CATASTROPHE ÉCOLOGIQUE

   À un moment où, à la suite de la publication du rapport du Club de Rome (1972), les médias commençaient à peine à évoquer les « limites de la croissance », Guy Debord trace donc déjà dans cet écrit un tableau impressionnant des « nuisances » produites par l'économie spectaculaire. Et il affirme que la lutte contre la catastrophe écologique sera désormais le moteur principal des mouvements révolutionnaires, parce qu'il s'agira d'un combat pour la survie de l'humanité même. Si, en 1972, il attribue encore au « prolétariat » le rôle historique d'y mettre fin, dans les années et les décennies qui suivent, il n'identifie cependant plus un acteur spécifique, un « sujet révolutionnaire », capable d'abolir le spectacle et ses désastres. Il n'a certes pas poussé ses analyses jusqu'à reprendre la formule marxienne de la valeur marchande comme « sujet automate » gouvernant la société à la place des sujets humains, mais il avait constaté la disparition des formes sociales pouvant faire obstacle au spectacle. Voilà pourquoi ses dernières oeuvres passent souvent pour « pessimistes ». L'idée de catastrophe écologique voisine alors chez lui avec une critique radicale des technologies, dont témoigne entre autres dans les années 1980 sa collaboration à la revue Encyclopédie des nuisances. Selon lui, la science elle-même a abdiqué son ancien rôle émancipateur pour se mettre au service d'une économie devenue complètement irrationnelle et incontrôlable, même en comparaison avec les stades précédents du capitalisme. De cela, l'énergie nucléaire constituait, à ses yeux, un exemple particulièrement frappant.

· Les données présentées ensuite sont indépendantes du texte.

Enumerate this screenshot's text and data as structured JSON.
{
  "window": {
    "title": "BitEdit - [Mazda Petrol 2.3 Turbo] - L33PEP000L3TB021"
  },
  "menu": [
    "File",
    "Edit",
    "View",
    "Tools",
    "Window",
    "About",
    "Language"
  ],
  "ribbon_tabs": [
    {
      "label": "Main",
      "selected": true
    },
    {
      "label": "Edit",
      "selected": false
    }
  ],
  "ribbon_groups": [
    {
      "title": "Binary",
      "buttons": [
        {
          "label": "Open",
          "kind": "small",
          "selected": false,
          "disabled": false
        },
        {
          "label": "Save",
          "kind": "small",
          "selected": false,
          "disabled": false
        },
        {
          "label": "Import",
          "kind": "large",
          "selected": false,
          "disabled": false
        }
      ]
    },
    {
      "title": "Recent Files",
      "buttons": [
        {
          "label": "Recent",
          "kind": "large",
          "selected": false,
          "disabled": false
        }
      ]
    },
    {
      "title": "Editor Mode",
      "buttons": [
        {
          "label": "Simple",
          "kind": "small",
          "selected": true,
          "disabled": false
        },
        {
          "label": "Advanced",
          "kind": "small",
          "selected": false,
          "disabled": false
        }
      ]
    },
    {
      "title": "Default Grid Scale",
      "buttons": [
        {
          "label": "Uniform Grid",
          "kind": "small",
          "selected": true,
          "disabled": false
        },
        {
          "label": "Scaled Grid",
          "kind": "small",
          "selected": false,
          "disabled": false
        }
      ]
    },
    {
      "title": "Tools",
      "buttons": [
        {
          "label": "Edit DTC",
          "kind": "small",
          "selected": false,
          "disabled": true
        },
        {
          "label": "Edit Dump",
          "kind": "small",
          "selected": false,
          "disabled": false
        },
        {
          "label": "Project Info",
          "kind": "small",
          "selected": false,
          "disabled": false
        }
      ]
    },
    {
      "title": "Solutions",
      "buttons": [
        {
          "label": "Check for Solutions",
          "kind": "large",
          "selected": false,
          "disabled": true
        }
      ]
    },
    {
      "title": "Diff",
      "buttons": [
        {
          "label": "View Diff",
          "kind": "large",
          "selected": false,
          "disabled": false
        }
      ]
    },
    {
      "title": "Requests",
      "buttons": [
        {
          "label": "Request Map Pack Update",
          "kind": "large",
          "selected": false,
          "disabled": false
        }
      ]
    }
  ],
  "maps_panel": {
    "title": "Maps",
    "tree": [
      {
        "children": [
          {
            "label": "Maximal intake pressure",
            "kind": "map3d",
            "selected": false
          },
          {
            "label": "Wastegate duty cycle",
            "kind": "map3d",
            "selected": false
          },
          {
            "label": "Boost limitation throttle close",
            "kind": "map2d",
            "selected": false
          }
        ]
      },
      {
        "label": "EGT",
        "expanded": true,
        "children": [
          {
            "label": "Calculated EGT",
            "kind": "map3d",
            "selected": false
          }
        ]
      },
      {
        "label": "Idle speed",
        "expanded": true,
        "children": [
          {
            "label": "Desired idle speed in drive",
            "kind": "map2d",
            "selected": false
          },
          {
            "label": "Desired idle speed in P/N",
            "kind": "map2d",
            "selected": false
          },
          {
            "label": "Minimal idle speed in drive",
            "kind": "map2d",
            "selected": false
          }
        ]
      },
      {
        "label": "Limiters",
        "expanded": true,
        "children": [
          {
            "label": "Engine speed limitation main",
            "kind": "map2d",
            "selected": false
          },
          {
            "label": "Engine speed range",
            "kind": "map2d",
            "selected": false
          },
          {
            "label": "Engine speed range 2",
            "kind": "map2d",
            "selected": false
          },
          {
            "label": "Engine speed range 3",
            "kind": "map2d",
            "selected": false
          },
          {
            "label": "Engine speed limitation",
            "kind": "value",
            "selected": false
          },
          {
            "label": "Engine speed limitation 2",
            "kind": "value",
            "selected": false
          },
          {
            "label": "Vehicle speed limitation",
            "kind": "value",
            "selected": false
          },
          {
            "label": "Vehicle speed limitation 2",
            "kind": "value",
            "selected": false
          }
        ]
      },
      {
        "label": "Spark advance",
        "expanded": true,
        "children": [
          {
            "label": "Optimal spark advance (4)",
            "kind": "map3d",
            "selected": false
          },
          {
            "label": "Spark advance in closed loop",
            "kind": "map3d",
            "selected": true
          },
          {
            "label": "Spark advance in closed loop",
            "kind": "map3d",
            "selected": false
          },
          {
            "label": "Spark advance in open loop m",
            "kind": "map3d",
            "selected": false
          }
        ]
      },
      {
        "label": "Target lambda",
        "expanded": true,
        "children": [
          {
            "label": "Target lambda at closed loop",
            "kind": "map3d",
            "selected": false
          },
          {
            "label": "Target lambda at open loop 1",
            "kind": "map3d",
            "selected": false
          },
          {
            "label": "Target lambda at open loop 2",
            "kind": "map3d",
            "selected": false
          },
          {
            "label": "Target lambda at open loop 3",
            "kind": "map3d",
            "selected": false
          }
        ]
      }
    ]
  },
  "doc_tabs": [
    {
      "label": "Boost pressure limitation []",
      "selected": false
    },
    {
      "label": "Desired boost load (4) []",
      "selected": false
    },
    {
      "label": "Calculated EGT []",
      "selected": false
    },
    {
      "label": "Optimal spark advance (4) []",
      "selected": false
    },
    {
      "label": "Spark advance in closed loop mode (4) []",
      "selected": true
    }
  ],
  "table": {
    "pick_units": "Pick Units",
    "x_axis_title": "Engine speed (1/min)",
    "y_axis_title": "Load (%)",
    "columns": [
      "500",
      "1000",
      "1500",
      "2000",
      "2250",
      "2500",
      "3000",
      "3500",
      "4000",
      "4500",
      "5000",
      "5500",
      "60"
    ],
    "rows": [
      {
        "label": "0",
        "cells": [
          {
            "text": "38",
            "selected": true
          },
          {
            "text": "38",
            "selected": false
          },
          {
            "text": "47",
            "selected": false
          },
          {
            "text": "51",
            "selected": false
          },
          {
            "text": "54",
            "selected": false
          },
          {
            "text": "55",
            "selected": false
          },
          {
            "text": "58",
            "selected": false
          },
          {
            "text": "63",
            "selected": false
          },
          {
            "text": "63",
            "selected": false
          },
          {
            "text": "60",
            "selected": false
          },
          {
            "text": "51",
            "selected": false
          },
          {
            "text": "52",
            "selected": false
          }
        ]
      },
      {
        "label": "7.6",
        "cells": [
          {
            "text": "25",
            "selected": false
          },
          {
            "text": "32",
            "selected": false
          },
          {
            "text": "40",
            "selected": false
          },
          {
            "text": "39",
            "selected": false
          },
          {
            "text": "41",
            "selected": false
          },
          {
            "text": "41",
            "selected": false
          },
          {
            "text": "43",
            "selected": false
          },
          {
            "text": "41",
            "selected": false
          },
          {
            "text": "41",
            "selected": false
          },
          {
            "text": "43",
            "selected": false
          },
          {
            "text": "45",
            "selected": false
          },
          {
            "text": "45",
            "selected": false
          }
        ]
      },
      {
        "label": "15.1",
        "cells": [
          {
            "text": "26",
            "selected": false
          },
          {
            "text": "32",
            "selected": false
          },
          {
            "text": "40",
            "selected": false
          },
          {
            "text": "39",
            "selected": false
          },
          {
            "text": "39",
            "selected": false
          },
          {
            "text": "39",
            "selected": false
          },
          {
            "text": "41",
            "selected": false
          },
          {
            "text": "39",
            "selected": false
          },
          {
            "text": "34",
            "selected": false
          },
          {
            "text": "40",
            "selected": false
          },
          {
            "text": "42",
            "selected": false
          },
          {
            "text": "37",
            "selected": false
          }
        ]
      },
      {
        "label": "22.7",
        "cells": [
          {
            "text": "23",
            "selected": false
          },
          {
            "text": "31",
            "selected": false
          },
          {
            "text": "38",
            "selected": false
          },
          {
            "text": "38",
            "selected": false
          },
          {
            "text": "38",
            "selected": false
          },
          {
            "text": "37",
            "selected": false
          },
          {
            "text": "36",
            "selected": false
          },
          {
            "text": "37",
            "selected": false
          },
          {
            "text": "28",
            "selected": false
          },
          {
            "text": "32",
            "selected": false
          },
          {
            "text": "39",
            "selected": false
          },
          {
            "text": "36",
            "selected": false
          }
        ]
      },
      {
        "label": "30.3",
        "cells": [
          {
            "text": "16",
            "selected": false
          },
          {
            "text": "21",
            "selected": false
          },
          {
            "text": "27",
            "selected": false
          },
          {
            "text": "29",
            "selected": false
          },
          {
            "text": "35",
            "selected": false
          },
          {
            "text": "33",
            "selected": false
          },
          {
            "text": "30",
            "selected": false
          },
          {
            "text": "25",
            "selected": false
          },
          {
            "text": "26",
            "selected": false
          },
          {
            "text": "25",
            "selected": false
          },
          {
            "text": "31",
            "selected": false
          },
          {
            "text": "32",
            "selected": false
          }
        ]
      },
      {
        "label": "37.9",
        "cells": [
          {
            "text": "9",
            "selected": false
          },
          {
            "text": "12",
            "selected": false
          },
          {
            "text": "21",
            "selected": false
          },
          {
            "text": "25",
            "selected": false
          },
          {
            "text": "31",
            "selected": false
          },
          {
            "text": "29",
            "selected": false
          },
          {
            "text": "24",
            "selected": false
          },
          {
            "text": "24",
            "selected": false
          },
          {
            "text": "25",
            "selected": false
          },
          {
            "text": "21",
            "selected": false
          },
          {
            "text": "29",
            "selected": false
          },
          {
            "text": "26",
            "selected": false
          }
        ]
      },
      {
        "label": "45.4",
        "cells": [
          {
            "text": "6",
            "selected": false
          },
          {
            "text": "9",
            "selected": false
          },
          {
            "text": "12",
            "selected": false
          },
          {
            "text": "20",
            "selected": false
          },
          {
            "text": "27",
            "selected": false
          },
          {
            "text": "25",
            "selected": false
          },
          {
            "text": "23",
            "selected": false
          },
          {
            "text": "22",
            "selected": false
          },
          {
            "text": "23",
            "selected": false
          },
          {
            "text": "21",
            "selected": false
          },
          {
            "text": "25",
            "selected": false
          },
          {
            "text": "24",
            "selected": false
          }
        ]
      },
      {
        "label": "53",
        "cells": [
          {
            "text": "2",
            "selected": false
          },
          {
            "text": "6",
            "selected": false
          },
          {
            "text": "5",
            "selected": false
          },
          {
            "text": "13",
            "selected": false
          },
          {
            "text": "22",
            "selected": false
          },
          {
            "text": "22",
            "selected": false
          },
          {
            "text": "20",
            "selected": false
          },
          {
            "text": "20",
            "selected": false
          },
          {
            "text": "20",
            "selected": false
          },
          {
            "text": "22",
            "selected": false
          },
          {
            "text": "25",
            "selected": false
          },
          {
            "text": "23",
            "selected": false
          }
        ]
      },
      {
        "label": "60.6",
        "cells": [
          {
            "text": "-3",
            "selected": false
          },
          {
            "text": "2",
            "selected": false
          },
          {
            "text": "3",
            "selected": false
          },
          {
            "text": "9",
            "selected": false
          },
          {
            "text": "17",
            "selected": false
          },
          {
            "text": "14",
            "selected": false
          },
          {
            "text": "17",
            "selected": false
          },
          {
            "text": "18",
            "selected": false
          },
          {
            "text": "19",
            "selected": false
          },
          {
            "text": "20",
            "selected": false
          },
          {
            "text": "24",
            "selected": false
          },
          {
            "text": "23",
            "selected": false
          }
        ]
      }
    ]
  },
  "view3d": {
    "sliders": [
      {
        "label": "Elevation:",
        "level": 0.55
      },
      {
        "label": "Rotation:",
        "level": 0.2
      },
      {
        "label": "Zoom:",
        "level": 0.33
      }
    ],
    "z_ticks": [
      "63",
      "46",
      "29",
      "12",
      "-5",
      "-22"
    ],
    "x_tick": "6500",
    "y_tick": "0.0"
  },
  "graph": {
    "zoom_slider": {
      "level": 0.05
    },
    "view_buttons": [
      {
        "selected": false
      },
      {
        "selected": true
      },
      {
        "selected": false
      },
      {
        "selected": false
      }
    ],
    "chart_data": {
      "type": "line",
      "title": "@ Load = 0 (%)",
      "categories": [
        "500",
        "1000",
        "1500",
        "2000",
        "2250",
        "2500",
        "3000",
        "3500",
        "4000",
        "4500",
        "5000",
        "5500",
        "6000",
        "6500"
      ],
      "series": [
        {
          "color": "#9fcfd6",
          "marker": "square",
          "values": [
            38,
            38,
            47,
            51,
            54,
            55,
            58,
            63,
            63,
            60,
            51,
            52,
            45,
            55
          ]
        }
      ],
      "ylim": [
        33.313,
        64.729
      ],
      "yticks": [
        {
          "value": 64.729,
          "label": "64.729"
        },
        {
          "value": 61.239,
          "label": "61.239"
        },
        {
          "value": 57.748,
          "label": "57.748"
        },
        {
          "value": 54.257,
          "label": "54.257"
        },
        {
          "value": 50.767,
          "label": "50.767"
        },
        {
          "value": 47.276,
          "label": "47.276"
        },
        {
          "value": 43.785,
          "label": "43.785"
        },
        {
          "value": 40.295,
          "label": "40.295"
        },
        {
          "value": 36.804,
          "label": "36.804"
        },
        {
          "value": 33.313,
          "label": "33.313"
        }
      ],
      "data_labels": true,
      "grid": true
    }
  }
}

   Que faire donc aujourd'hui de Guy Debord ? Bâtir une « orthodoxie » à partir de ses intuitions serait contre-productif1 et le réduire à un accessoire de plus du supermarché culturel de la postmodernité, une insulte à sa mémoire. Il convient plutôt de penser la réalité contemporaine avec les outils qu'il a préparés pour nous. La tâche principale qu'il assignait à l'humanité était de sortir d'une économie qui s'est détachée des hommes qui l'ont bâtie. Et cette exigence paraît plus urgente que jamais en un temps où crise économique, crise écologique et crise énergétique s'unissent en une seule vaste Crise majuscule qui appelle pour son dépassement des pensées radicales (soit, selon l'étymologie, plongeant à la racine des choses), comme la sienne. La plus grande actualité de Guy Debord est encore à venir.